According to the Garmin, we were going to arrive at Pam’s house at 4.11. We figured that would get us there before rush hour in Phoenix. And if we had been in Cleveland or Charleston, that would have been true. But not quite in Phoenix. With the bazillion people travelling into and out of the city, many have a stagger start and stop time so the roads can have a longer, but less clogged up, rush hour. That meant we were in the early stages of it as we tried to get across Phoenix. We came in on the west side and Pam lives on the east side.

It took us an hour to get there via (as they say here) the 10 and the 60. I have no idea why they put the “the” in there, but it is ubiquitous here. And here is where we are and now it sounds funny if I don’t add it to the route number while I’m out here. That nonsense stops as soon as I get back to 26 or 95.
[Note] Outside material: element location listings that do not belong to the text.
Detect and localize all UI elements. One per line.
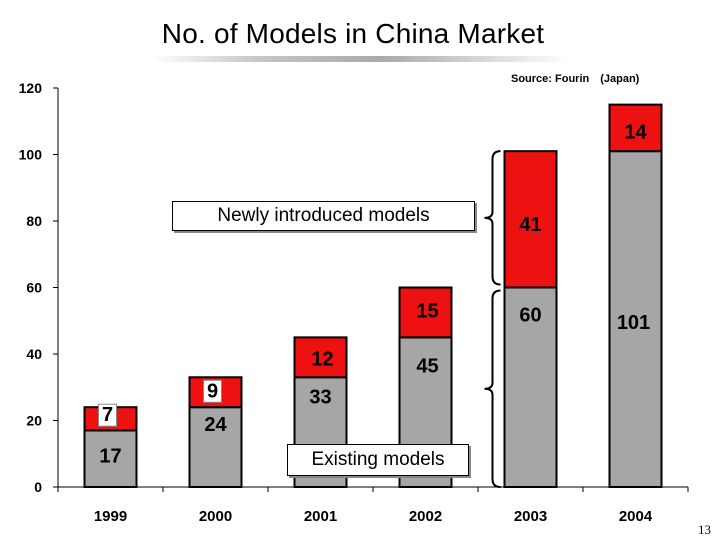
value-label-new: 41 [519,214,541,236]
value-label-existing: 17 [99,445,121,467]
chart-title: No. of Models in China Market [161,18,545,49]
y-tick-label: 60 [26,280,42,296]
value-label-existing: 45 [416,355,438,377]
brace-existing [484,289,501,488]
bar-new [608,103,663,153]
bar-new [398,286,453,339]
chart-braces [484,150,501,488]
value-label-new: 12 [311,348,333,370]
bar-new [293,336,348,379]
value-label-existing: 60 [519,305,541,327]
chart-axes: 0 20 40 60 80 100 120 1999 2000 2001 2002 2003 2004 [19,80,689,525]
y-tick-label: 40 [26,346,42,362]
value-label-new: 9 [207,380,218,402]
page-number: 13 [698,522,711,537]
title-underline [150,56,570,62]
source-note: Source: Fourin (Japan) [511,73,640,85]
y-tick-label: 80 [26,213,42,229]
x-tick-label: 1999 [94,508,127,525]
value-label-box [98,403,117,427]
value-label-existing: 101 [617,312,650,334]
value-label-box [203,379,222,403]
x-tick-label: 2003 [514,508,547,525]
bar-existing [188,406,243,489]
y-tick-label: 120 [19,80,43,96]
x-tick-label: 2000 [199,508,232,525]
value-label-new: 7 [102,404,113,426]
bar-new [503,150,558,289]
value-label-existing: 24 [204,414,227,436]
y-tick-label: 100 [19,147,43,163]
bar-existing [608,150,663,489]
x-tick-label: 2002 [409,508,442,525]
value-label-new: 14 [624,122,647,144]
chart-labels: 17 7 24 9 33 12 45 15 60 41 101 14 [98,122,650,467]
x-tick-label: 2001 [304,508,337,525]
y-tick-label: 0 [34,479,42,495]
brace-new [484,150,501,286]
x-tick-label: 2004 [619,508,653,525]
value-label-existing: 33 [309,386,331,408]
chart-bars [83,103,663,489]
newly-introduced-models-label: Newly introduced models [172,201,475,231]
value-label-new: 15 [416,301,438,323]
y-tick-label: 20 [26,413,42,429]
existing-models-label: Existing models [287,444,469,476]
bar-existing [503,286,558,488]
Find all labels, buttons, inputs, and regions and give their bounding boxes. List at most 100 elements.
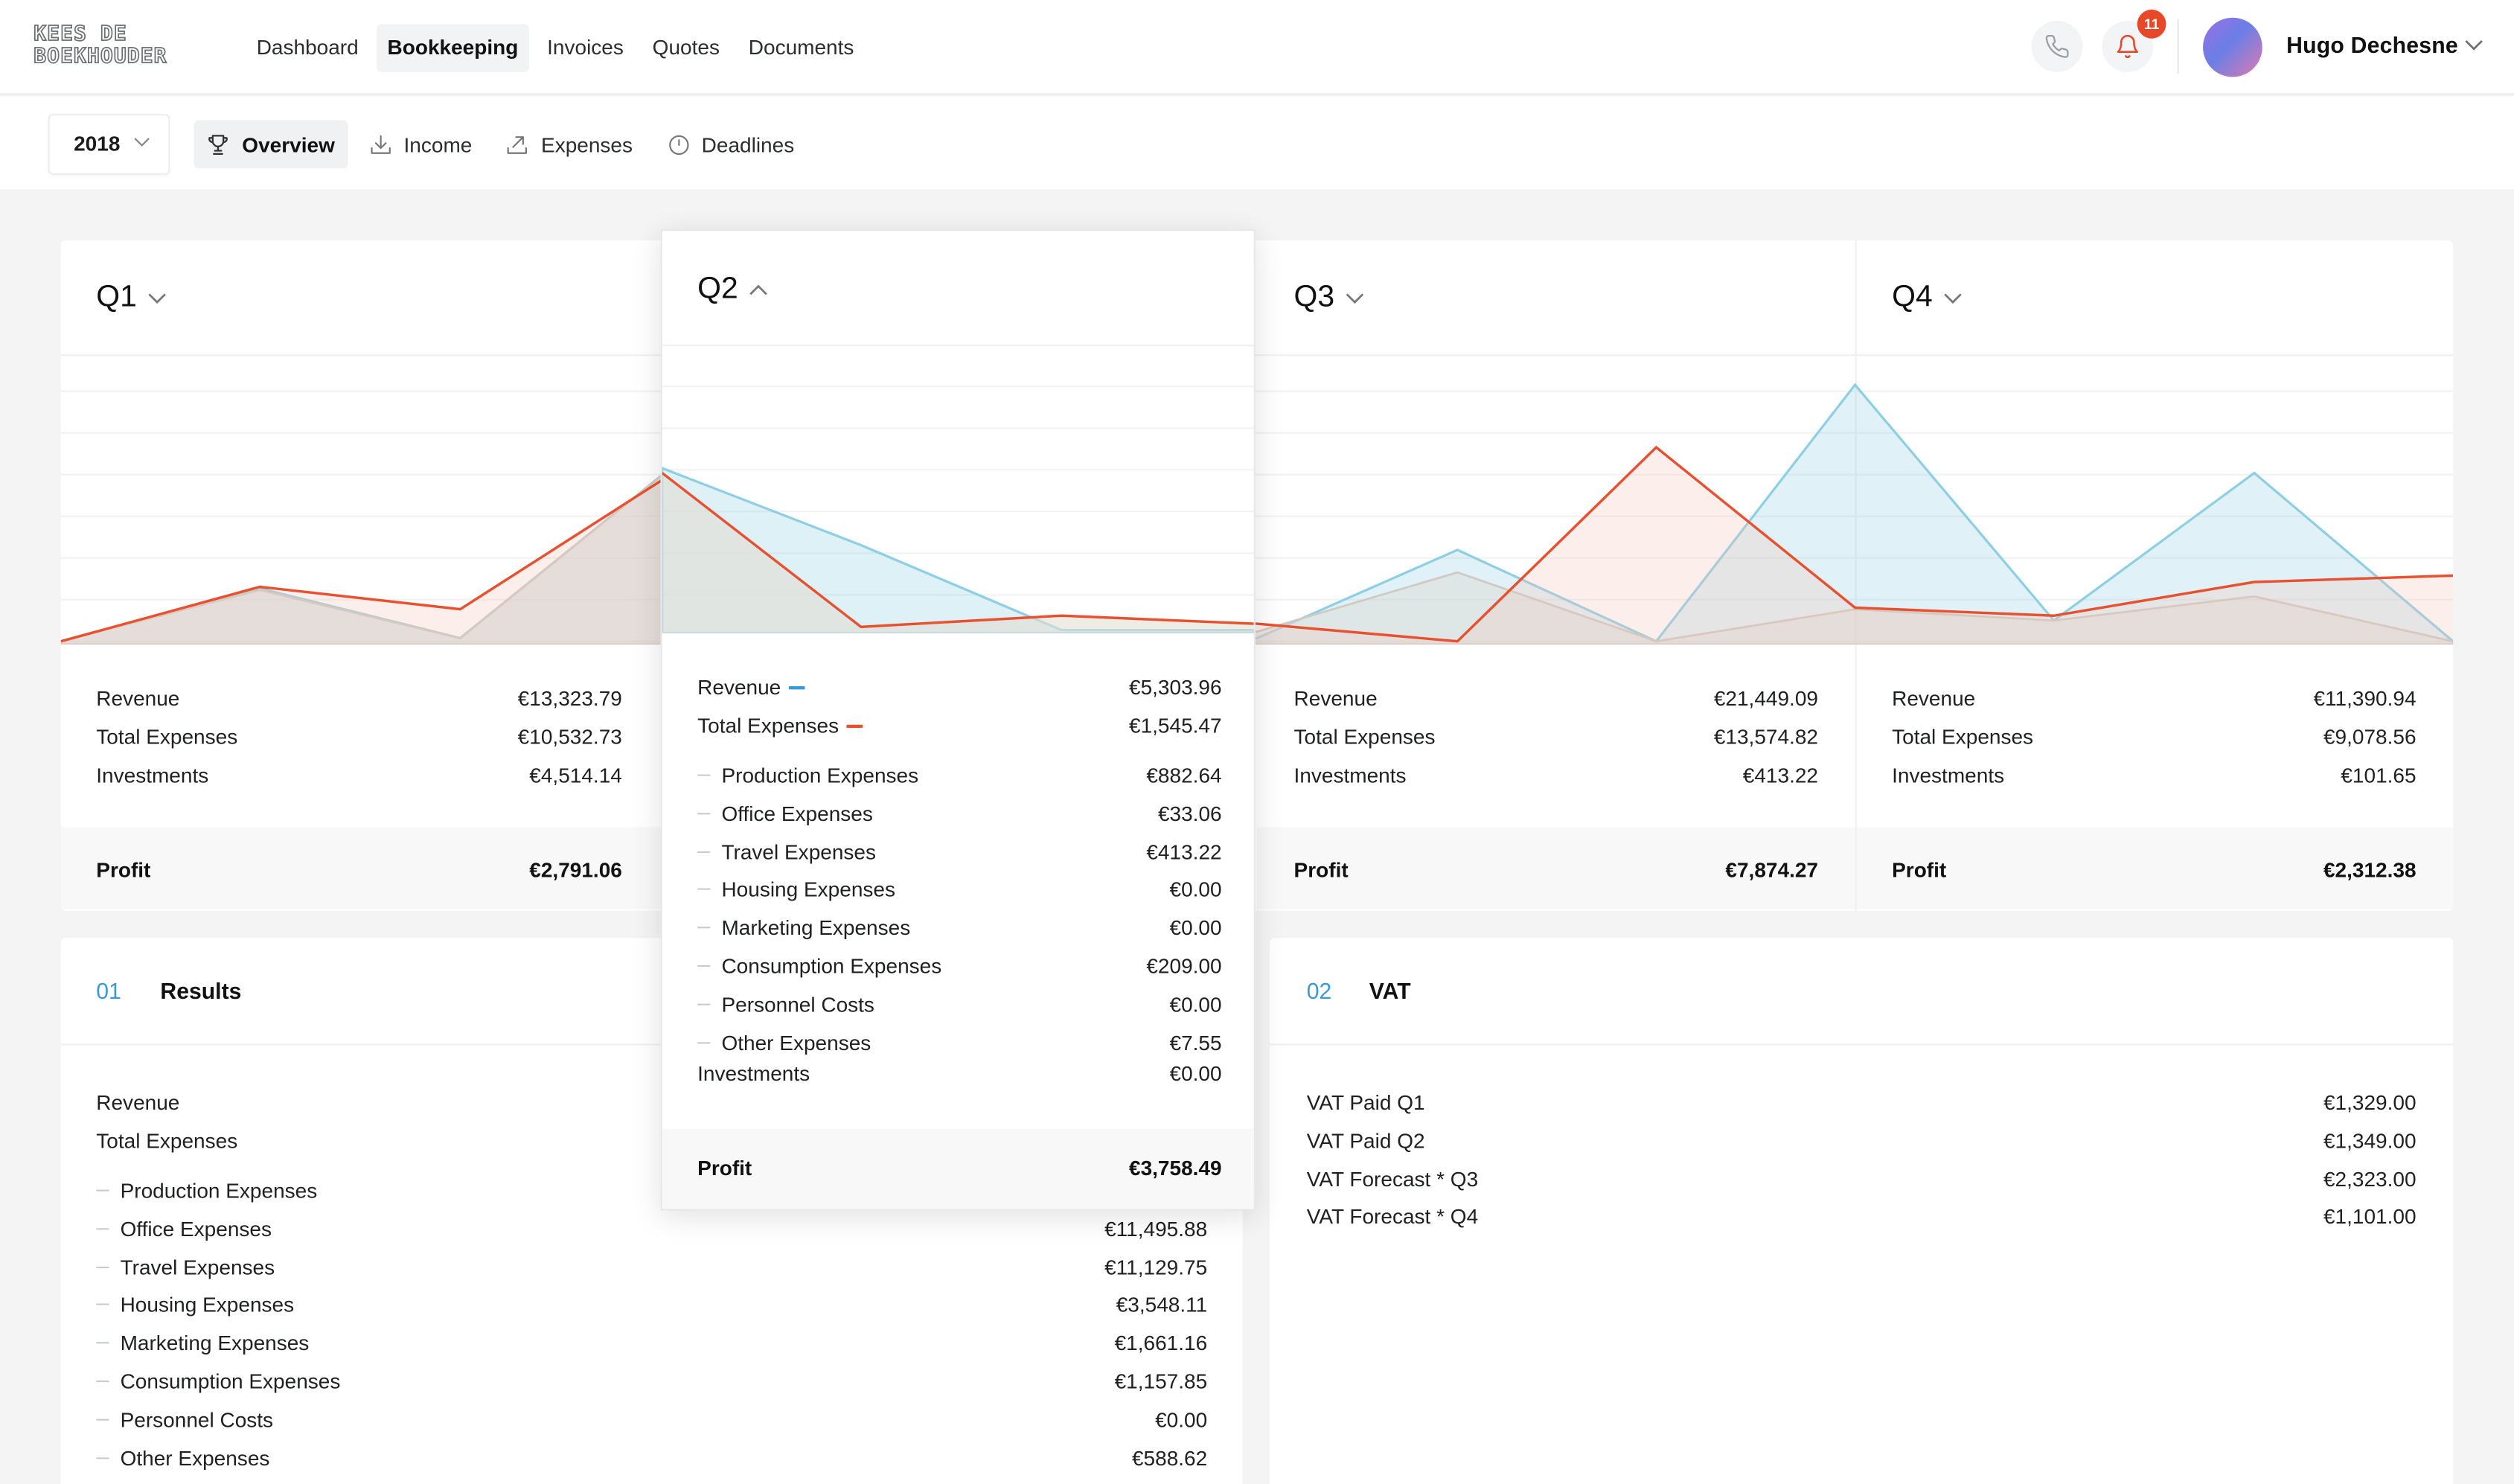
revenue-legend-line [789,685,805,689]
results-row-value: €11,129.75 [1104,1254,1208,1279]
q2-revenue-label: Revenue [697,674,781,700]
q2-breakdown-label: Travel Expenses [721,839,877,864]
expenses-line [60,445,2454,643]
results-row-label: Consumption Expenses [96,1369,340,1393]
results-row-value: €11,495.88 [1104,1216,1208,1241]
q2-investments-label: Investments [697,1061,810,1086]
tab-overview[interactable]: Overview [193,120,348,169]
list-bullet [96,1304,109,1306]
chevron-down-icon [134,138,150,147]
chevron-down-icon[interactable] [2464,39,2483,51]
q2-expenses-row: Total Expenses €1,545.47 [697,714,1221,738]
q2-breakdown-value: €0.00 [1169,915,1222,940]
list-bullet [697,889,711,891]
list-bullet [96,1456,109,1459]
vat-section-title: VAT [1369,978,1411,1004]
nav-quotes[interactable]: Quotes [652,35,720,60]
list-bullet [96,1342,109,1344]
q3-revenue-label: Revenue [1293,686,1378,711]
q3-profit-value: €7,874.27 [1725,857,1819,882]
q2-revenue-row: Revenue €5,303.96 [697,675,1221,699]
results-row-text: Production Expenses [120,1178,318,1203]
q2-breakdown-label: Consumption Expenses [721,953,942,979]
results-row-label: Marketing Expenses [96,1331,309,1355]
nav-invoices[interactable]: Invoices [547,35,624,60]
results-row-text: Marketing Expenses [120,1331,310,1355]
results-row-text: Other Expenses [120,1445,270,1470]
quarter-q2-header[interactable]: Q2 [697,272,769,307]
results-row-text: Office Expenses [120,1216,272,1241]
quarter-q4-header[interactable]: Q4 [1892,281,1963,316]
vat-row-value: €1,329.00 [2323,1090,2417,1115]
q4-profit-label: Profit [1892,857,1947,882]
q3-investments-label: Investments [1293,763,1407,787]
avatar[interactable] [2203,17,2262,77]
q3-profit-band [1257,827,1855,909]
q2-expanded-card: Q2 Revenue €5,303.96 Total Expenses €1,5… [660,229,1256,1211]
list-bullet [96,1266,109,1268]
results-revenue-label: Revenue [96,1090,180,1115]
q2-breakdown-row: Housing Expenses €0.00 [697,877,1222,902]
results-expenses-label: Total Expenses [96,1128,238,1153]
user-name[interactable]: Hugo Dechesne [2286,32,2458,58]
q2-breakdown-value: €209.00 [1146,953,1222,979]
phone-button[interactable] [2031,21,2083,72]
q2-breakdown-label: Housing Expenses [721,877,895,902]
quarter-q1-header[interactable]: Q1 [96,281,167,316]
q4-revenue-value: €11,390.94 [2313,686,2417,711]
vat-row-text: VAT Paid Q1 [1306,1090,1425,1115]
results-row-label: Personnel Costs [96,1407,273,1431]
nav-dashboard[interactable]: Dashboard [256,35,359,60]
trophy-icon [208,135,228,155]
brand-logo[interactable]: KEES DE BOEKHOUDER [33,23,200,68]
results-row-label: Production Expenses [96,1178,318,1203]
vat-row-label: VAT Paid Q1 [1307,1090,1425,1114]
quarter-q3-header[interactable]: Q3 [1294,281,1366,316]
list-bullet [96,1419,109,1421]
quarter-q2-title: Q2 [697,272,738,307]
list-bullet [697,774,711,776]
nav-bookkeeping[interactable]: Bookkeeping [376,24,530,72]
sub-nav: Overview Income Expenses Deadlines [193,120,807,169]
q1-investments-label: Investments [96,763,209,787]
results-row-text: Consumption Expenses [120,1369,341,1394]
list-bullet [96,1227,109,1230]
q2-investments-area [662,473,1254,633]
quarter-area-chart [60,383,2454,645]
main-nav: Dashboard Bookkeeping Invoices Quotes Do… [246,24,866,72]
q4-expenses-label: Total Expenses [1892,724,2034,749]
investments-area [60,475,2454,645]
results-row-value: €1,661.16 [1114,1331,1208,1355]
tab-expenses-label: Expenses [541,132,633,157]
results-row-text: Personnel Costs [120,1407,274,1432]
quarters-card [60,240,2454,911]
expenses-legend-line [846,723,863,728]
header-divider [2177,19,2179,74]
vat-row-text: VAT Forecast * Q3 [1306,1166,1479,1191]
q2-breakdown-row: Consumption Expenses €209.00 [697,953,1222,979]
results-row-label: Other Expenses [96,1445,270,1470]
vat-row-text: VAT Paid Q2 [1306,1128,1425,1153]
chevron-down-icon [1944,293,1963,304]
q2-profit-row: Profit €3,758.49 [697,1156,1221,1180]
q1-revenue-label: Revenue [96,686,180,711]
tab-deadlines[interactable]: Deadlines [655,121,807,169]
nav-documents[interactable]: Documents [748,35,854,60]
tab-deadlines-label: Deadlines [701,132,795,157]
q2-breakdown-row: Travel Expenses €413.22 [697,839,1222,864]
results-row-value: €0.00 [1155,1407,1208,1432]
q3-revenue-value: €21,449.09 [1713,686,1819,711]
vat-row-label: VAT Forecast * Q3 [1307,1166,1478,1190]
clock-icon [668,134,688,155]
phone-icon [2045,34,2069,58]
list-bullet [697,1003,711,1005]
tab-income[interactable]: Income [357,121,485,169]
vat-section-number: 02 [1306,978,1332,1004]
year-select[interactable]: 2018 [48,113,170,175]
notifications-button[interactable]: 11 [2102,9,2166,72]
q1-investments-value: €4,514.14 [529,763,622,787]
vat-row-text: VAT Forecast * Q4 [1306,1204,1479,1229]
list-bullet [96,1189,109,1192]
q1-revenue-value: €13,323.79 [517,686,622,711]
tab-expenses[interactable]: Expenses [495,121,646,169]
By the time we got to Pam’s, I was a nervous wreck. Dick managed to drive in that crap without knowing where he was going and crossing three or four lanes in this direction or that. I just kept trying not to scream. I watched the red and yellow lines on the Garmin and was immensely relieved when they all went away.

To add to the delight of the urban drive time, just north of Phoenix it started to rain. It would sprinkle and then rain and then pour for ninety seconds and then rain and then sprinkle and then rain and then stop and then rain some more. There was no set speed that was correct for the windshield wipers, either. It was just not a nice drive. But then, at the very end, we got a rainbow. I guess that was supposed to make up for the rest of it.

We got home (around 4.30) and Pam had a turkey breast in the Crockpot. When we were ready to eat, we fleshed that out with some sides. It was delicious and didn’t have us in another damn restaurant. I’m not the biggest fan of dining out and doing so for meal after meal for days has been exhausting. I would rather just cook. For me, it is easier and far less time consuming. And usually tastes better.

We sat around and relaxed. Pam and I crocheted. Dick did not. We talked and laughed and then finally all tumbled off to bed. And so went another day of vacation.